SAMPIT – Wakil Ketua I DPRD Kabupaten
Kotawaringin Timur (Kotim), Rudianur mengingatkan pedagang makanan berbuka puasa (takjil) yang saat ini sedang menjamur, untuk memerhatikan aspek kualitas produk yang dijual.
Pasalnya, jika diabaikan maka bisa saja menjadi permasalahan, salah satunya seperti Kue Ipau yang belakangan ini menelan korban keracunan.
“Perlu kita peringatkan pedagang yang menjual karena dampaknya tidak hanya kepada korban saja tetapi juga kepada penjual makanan itu sendiri ada implikasi hukum jika memang akibat dari makanan itu sendiri warga mengalami keracunan, atau sejenisnya,” katanya, Senin 3 April 2023.
Menurutnya, fenomena puluhan warga yang keracunan dalam beberapa hari terakhir ini lantaran kurangnya pembinaan serta pengawasan.
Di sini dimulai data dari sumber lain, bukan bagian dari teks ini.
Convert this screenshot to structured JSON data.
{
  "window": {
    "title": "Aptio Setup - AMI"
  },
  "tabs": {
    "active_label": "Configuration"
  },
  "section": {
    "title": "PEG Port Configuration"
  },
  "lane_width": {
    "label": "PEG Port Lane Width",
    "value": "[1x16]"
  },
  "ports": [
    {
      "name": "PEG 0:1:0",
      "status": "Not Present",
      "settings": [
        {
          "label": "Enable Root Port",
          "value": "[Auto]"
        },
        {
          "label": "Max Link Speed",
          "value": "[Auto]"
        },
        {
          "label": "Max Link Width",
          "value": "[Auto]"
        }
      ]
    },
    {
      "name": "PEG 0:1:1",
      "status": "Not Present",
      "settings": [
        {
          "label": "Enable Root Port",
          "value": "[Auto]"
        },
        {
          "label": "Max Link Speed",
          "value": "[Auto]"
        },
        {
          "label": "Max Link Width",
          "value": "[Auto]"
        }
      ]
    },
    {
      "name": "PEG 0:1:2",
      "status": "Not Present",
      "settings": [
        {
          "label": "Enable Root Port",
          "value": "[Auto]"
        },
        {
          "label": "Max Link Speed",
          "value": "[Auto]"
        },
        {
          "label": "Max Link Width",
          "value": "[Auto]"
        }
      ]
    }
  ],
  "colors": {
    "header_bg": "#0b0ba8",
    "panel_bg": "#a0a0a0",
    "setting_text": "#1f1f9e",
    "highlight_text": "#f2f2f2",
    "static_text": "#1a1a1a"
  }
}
Ditambah lagi, pemilik usaha yang tidak memeriksa kadar makanan yang diproduksinya sendiri.
“Kita harap ini jadi pelajaran kedepannya Dinkes bersama pihak terkait harus melakukan pengawasan apakah itu melalui pokjapokja khusus yang akan turun ke lapangan melakukan pemantauan dan pengawasan,” tegasnya.
Namun, Rudianur juga enggan mengomentari kasus ini yang sudah ditangani pihak kepolisian. Menurutnya aparat akan bekerja secara profesional. Dia hanya menitik beratkan kepada pemerintah daerah untuk melakukan edukasi pentingnya produk makanan yang higienis dan aman dikonsumsi masyarakat.
“Untuk proses hukum, percayakan kepada APH yang sudah melakukan penyelidikan atas kasus itu. Sselanjutnya pemerintah daerah harus aktif turun tangan ke lapangan apakah itu dari tim disperdagin bersama dinkes atau timtim terpadu lainnya yang dibentuk, dan juga kami sayangkan BPOM kurang maksimal mengawasi hal-hal tersebut,”pungkasnya.